Milk-Teeth Billygoat Monkeys

Captain will be 4 yrs old and Skelmo will be 3, both in March, and they are two milk-toothed billygoat monkeys, they climb everything they see and so far none of their brains has spilled out. They go hiking either with me or their mother at least twice a week but usually more and they go offtrail every single time to climb every boulder they see. They have style and fire from day one and a hundred people in their lives who love helping hone and feed their greatness.
Before Captain was 3 he could climb up the side of a car, either over the bumper or up the wheel well, then over the rearview mirror to the window, then up to the roof (I admired his class in avoiding the easy route straight up the windshield), and after a couple months of watching and building strength Skelmo could follow his big brother. Since then one of their favorite places to play is the mattress I threw onto the roof of my old Jeep, that's where they shoot sharks and Tyrannosaurus Rex. A couple weeks ago at the park, Captain clawed his way 15 ft. up a scraggly pepper tree and would've gone higher if I hadn't called him down.

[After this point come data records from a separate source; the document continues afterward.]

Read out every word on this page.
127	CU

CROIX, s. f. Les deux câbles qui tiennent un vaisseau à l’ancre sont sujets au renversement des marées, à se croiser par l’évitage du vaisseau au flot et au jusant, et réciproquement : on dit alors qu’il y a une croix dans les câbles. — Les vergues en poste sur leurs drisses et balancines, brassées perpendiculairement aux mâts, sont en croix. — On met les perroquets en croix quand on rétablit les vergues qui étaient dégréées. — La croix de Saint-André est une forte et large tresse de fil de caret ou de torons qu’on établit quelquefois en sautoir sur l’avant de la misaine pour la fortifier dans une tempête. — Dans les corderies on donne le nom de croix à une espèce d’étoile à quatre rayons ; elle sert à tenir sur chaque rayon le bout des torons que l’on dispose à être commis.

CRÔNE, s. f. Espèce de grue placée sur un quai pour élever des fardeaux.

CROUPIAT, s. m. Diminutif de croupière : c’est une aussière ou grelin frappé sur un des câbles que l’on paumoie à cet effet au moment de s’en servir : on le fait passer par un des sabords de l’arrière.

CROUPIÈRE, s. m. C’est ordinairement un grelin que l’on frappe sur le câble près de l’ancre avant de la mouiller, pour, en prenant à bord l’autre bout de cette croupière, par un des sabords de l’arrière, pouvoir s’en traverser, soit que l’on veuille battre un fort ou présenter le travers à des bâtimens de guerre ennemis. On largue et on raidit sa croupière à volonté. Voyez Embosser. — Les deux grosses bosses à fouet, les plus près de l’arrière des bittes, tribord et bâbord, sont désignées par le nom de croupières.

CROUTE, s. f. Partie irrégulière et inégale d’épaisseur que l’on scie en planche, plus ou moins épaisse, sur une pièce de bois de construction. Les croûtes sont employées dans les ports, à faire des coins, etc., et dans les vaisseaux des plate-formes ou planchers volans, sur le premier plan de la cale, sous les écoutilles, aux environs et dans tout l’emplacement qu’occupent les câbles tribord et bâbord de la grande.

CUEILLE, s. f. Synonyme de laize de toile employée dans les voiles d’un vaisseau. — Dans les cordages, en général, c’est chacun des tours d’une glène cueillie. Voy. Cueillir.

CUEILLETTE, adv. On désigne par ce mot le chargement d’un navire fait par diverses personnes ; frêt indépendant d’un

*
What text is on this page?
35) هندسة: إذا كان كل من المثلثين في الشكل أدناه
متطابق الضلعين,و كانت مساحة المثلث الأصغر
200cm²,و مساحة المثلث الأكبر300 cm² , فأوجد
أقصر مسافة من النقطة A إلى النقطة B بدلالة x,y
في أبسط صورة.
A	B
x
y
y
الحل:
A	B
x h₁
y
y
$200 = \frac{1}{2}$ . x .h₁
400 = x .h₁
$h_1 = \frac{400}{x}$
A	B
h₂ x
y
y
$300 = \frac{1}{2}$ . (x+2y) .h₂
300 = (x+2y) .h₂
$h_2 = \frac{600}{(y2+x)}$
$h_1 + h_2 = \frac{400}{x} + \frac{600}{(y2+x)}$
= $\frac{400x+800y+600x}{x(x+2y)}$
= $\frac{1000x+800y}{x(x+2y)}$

I remember the first time Skelmo made it to the top of the 8 ft. climbing wall I built for him and his brother inside their bedroom. When I built it Captain was already a strong enough kid and climber to fly straight up and over it and onto the roof of my parent's house the first time I asked him to try it out. But Skelmo hadn't started out as possessed by climbing as his brother and it used to be if he couldn't get up something the first time he gave up. It took some wanting to do everything big brother does and some growing in his bones before Skelmo could be at the cusp of his next big thing. So one day we get him on the little wall inside his room and he's about halfway up when he stops and is about to climb down. Captain, his mom and me start chanting his name and he stops, something clicks in his head and he gussies up his heart, it was the first time I saw it in him. Like you see in a devoted athlete or fighter he trembled and shook to overcome the wall, he locked his eyes on the next handhold and he dug inside hisself and pulled the strength out of his tiny heart for the first time. He climbed until he touched the ceiling and then climbed back down trembling more and more after every hold, until he felt the carpet under his feet and let go, looking dazed and changed and he was amazed at himself. He blinked, raised his eyebrows, cocked his head, and smiled at what he'd just done. He had beaten his first impossible thing. He was old enough to realize he had beaten his first impossible thing.
Their mother and me take them to Joshua Tree where we play billygoat over the boulders and cliff rescue using Captains favorite pink unicorn as the climber we will save. Skelmo likes to find nooks and caves and just sit, or he'll drag me under some thorny bush and tell me to wait and listen, to what?, wait papa, then he looks at me and lifts his eyebrows and gives me big old wonderous eyes like saying hear that?, o what's that?, like he's copying the way adults like to play with children. So I sit there and try to see everything the way him and Captain are seeing it all from half as high.
Our hikes are magic to them but their mother and I are making sure it's also just a part of normal life for them. All three of my brothers have pointed out how lucky their two nephews are to grow up so much outside of the house (by city standards) and've wondered with me about what theyll do with this head start of theirs. So far Captain hates wearing shoes even over the worst ground and he says you cant kill anything that is a creature. Skelmo doesn't mind his shoes and he says he wants to go hunt a moose with me.